MHP ve AKP’nin parlamento seçimlerine ayrı girme fikrini güçlendiren başlıkları sıralayalım.

1 İttifakın avantajı yok: Seçim bölgesi baraj sistemi ile ittifakın partilere kazandırdığı tüm avantajlar ortadan kaldırıldı. Her parti, sadece kendi aldığı oy oranında milletvekili çıkaracak.

2 Propaganda serbestliği: Adana’da Furkan vakfı üyelerine yapılan müdahale de gösterdi ki iki parti bazı konularda oldukça farklı noktalara düşebiliyor. Bahçeli, İçişleri Bakanı Soylu’yu AKP’lilerden çok daha coşkuyla desteklerken AKP içinden bazı isimler müdahaleden sorumlu tuttuklarıyla ilgili kelle isteyebiliyor. Başlangıçta sorunlu görünen bu durum seçime giderken avantaj bile yaratabilir.

3 Ellerini rahatlatacak: MHP kendi tabanını daha rahat konsolide edecek propaganda şansı yakalayacak. Göçmen sorunundan Kürt meselesine kadar... MHP’nin seçim siyasetini esas olarak İyi Parti ve HDP üzerine yıkacağı şimdiden belli oldu. Muhalefete muhalefet edecek bir taktik izleyecek. Üstelik bunu iktidar partisinden çok daha sert şekilde ifade edecektir.

AKP ise MHP’nin çizgisinden farklı olarak tıpkı Adana’da olduğu gibi daha yumuşak bir tarzı hem muhafazakâr hem de Kürt seçmenine karşı gösterebilir. HDP’nin tutumuna göre yüzde 7 barajıyla rahatlayan Kürt seçmenin açıktan karşısına geçmeye bile gerek kalmayabilir.

Bir başka başlık ise AB ilişkileri. AKP bugünden başlattığı sıcak ilişki trafiğini Bahçeli’nin setleri olmadan sürdürebilir, bunu söyleminin parçası haline getirebilir.

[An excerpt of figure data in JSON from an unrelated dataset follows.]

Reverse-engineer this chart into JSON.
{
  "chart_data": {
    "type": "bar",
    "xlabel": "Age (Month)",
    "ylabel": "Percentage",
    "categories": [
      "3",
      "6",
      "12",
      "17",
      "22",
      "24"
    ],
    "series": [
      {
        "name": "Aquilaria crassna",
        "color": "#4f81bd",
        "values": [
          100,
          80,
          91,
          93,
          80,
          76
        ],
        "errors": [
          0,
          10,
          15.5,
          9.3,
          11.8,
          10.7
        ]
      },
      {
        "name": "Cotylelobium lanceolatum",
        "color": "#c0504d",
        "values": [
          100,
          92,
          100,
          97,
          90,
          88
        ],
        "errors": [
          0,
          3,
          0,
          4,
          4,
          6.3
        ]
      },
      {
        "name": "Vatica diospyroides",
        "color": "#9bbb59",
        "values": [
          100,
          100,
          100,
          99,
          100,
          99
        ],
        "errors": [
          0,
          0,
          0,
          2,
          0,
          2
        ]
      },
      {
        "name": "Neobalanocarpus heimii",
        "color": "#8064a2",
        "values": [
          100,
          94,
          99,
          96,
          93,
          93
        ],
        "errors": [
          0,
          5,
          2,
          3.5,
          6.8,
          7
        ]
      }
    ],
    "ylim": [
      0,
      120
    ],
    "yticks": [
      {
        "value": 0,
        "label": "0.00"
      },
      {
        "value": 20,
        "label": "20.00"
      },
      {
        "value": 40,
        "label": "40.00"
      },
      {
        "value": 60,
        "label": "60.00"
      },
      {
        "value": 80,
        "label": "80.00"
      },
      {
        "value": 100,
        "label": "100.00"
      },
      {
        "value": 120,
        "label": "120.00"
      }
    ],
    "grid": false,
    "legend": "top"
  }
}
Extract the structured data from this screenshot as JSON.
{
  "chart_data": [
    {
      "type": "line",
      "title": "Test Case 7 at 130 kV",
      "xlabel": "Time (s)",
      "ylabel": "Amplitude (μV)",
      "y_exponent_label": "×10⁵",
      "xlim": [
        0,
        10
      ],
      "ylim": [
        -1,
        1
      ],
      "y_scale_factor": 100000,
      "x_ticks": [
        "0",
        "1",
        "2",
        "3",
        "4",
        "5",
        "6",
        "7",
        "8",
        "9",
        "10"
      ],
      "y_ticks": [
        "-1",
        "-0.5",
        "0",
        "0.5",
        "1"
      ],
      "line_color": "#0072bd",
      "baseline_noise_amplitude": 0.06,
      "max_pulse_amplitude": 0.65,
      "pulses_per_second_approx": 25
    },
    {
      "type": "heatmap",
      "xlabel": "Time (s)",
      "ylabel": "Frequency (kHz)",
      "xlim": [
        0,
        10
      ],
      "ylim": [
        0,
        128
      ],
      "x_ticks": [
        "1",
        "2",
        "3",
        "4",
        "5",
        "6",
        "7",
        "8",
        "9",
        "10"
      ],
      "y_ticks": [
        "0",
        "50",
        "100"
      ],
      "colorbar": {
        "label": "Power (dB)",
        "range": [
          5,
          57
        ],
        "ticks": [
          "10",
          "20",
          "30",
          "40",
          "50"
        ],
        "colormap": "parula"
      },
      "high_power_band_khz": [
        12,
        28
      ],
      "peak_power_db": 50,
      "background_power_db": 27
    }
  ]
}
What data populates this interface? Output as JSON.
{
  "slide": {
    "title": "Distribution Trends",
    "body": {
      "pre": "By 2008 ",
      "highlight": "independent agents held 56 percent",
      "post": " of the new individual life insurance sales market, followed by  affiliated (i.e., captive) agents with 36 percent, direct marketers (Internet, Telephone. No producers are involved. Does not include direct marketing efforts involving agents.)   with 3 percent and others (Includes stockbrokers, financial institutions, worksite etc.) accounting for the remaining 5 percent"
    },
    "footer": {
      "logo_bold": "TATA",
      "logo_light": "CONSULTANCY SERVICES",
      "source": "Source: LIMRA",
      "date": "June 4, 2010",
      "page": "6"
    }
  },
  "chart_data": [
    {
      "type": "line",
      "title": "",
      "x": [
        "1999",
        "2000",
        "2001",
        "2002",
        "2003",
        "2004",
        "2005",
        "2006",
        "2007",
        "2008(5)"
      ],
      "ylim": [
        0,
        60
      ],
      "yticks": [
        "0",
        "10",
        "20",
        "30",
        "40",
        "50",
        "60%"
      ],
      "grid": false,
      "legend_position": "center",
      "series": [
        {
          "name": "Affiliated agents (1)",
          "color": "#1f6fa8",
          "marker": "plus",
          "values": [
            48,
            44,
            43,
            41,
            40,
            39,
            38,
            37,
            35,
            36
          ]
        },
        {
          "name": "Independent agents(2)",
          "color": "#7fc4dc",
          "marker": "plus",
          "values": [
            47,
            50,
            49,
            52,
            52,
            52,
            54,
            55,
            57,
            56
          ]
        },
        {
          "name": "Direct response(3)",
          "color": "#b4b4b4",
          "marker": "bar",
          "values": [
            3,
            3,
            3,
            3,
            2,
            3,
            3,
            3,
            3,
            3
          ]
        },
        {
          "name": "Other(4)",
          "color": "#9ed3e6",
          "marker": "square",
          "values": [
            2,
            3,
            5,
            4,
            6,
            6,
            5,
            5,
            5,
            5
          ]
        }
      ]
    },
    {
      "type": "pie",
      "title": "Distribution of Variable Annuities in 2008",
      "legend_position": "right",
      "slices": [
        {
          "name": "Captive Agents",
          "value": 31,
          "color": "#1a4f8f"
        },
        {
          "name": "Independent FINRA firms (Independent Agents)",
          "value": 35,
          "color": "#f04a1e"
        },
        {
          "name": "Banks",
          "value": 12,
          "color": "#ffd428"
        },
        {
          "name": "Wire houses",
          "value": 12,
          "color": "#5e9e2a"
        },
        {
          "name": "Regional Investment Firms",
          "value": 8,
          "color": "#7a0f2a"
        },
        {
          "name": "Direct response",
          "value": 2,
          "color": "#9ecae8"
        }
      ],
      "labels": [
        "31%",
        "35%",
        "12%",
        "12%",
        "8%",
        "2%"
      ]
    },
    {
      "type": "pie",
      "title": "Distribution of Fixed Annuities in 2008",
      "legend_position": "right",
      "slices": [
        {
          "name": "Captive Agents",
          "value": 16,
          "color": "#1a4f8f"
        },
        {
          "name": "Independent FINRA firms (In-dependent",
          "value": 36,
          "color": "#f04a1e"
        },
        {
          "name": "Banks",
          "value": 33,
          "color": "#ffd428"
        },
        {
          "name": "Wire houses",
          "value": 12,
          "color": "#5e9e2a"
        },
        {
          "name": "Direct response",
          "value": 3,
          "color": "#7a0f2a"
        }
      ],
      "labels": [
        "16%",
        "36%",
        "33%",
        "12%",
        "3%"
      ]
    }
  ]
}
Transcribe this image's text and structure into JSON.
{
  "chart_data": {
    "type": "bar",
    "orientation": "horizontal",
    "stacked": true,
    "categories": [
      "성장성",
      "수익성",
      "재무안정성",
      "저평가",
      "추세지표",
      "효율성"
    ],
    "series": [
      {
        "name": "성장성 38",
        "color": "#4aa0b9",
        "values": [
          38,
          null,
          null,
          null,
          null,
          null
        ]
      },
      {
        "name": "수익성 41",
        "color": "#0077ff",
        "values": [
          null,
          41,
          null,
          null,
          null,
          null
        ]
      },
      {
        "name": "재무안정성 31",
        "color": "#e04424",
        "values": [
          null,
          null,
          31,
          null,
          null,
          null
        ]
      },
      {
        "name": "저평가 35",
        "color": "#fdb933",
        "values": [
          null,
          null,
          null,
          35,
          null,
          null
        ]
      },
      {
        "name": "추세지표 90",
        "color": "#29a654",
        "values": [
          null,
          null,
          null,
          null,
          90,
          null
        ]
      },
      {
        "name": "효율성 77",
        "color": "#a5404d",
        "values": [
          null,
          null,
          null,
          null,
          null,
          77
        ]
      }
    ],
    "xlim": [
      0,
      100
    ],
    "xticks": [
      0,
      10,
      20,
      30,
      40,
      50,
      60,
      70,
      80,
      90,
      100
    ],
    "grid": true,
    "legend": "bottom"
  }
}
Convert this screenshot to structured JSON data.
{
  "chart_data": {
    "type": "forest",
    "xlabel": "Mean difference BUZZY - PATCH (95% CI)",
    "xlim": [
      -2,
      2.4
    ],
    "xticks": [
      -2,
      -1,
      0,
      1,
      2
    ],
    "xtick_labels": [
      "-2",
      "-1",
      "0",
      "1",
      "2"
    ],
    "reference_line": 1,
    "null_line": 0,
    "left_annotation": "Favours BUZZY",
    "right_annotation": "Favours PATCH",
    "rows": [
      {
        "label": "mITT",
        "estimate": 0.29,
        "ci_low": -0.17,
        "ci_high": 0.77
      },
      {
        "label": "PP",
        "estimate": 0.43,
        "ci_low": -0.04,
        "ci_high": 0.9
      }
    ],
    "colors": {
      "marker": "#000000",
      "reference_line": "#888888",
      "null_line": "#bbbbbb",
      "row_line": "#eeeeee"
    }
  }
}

CUMHURBAŞKANLIĞI SEÇİMİNE RAĞMEN

Burada kuşkusuz en önemli sorun alanı cumhurbaşkanı seçimleri olacak. Başkan adayı olarak destekledikleri Erdoğan’ın partisi ile gözle görünür bir politik hat ayrılığı inandırıcılık sorunu yaratabilir. Bu başlığın iki parti kurmaylarının bu saatlerde bile düşündükleri konu olduğunu biliyoruz. Ama bu, Bahçeli için üzerinden aşılamayacak, açıklanması zor bir mesele değil. “Beka, Türkiye’nin geleceği, FETÖ, terör, dünyanıN içinde bulunduğu konjonktür” vs. gibi başlıklarla meseleyi kendi tabanı açısından da anlaşılır hale getirebilir. Üstelik koltuğun gitmesi, bugüne kadar biriktirdiklerinin bir anda yok olması mümkünken Bahçeli bu riski çok rahatlıkla alacaktır. Erdoğan’ın ise bundan hiçbir kaybı yok.

Tüm bunlar, alt alta konarak soğukkanlı şekilde değerlendirildiğinde bu olasılık yabana atılamaz.

CUMHUR RAHATLADI MİLLET NE YAPACAK?

Baraj yüzde 7’ye inerken, seçim bölgesi barajının olması iki partinin de elini rahatlattı. Bu değişiklik bazı partileri denklem dışına iterken HDP ve MHP’yi dolaylı ya da direkt ittifak içinde oldukları partiler karşısında rahatlattı. Kendi seçmenlerinin desteğiyle Meclis’e zorlanmadan girebilecek hale getirdi. AKP ve MHP’nin ayrı olarak seçime girmesi Millet İttifakı’nı da etkileyecektir. İyi Parti ve CHP’nin aynı ittifak içinde seçime girmesini gerektirecek hiçbir neden kalmadı. Ama bir fark var. Kılıçdaroğlu ve Akşener’in düşüneceği başlık sayısı çok fazla.

Birincisi Erdoğan gibi net bir adayları yok. İttifak olmayacaksa ortak bir adayda buluşma şansları zayıflayabilir. İkincisi Meclis’e ya da kabineye taşımaları gereken parti sayısı çok fazla. Her biri için ayrı bir matematik gerekecek. Oldukça zahmetli bir süreç.

Yasa değişikliği, milletvekili üzerinden hesapları ve yan yana gelişleri boşa çıkardı. Bundan sonra bir arada durmayı sağlayacak şey politik ortaklık.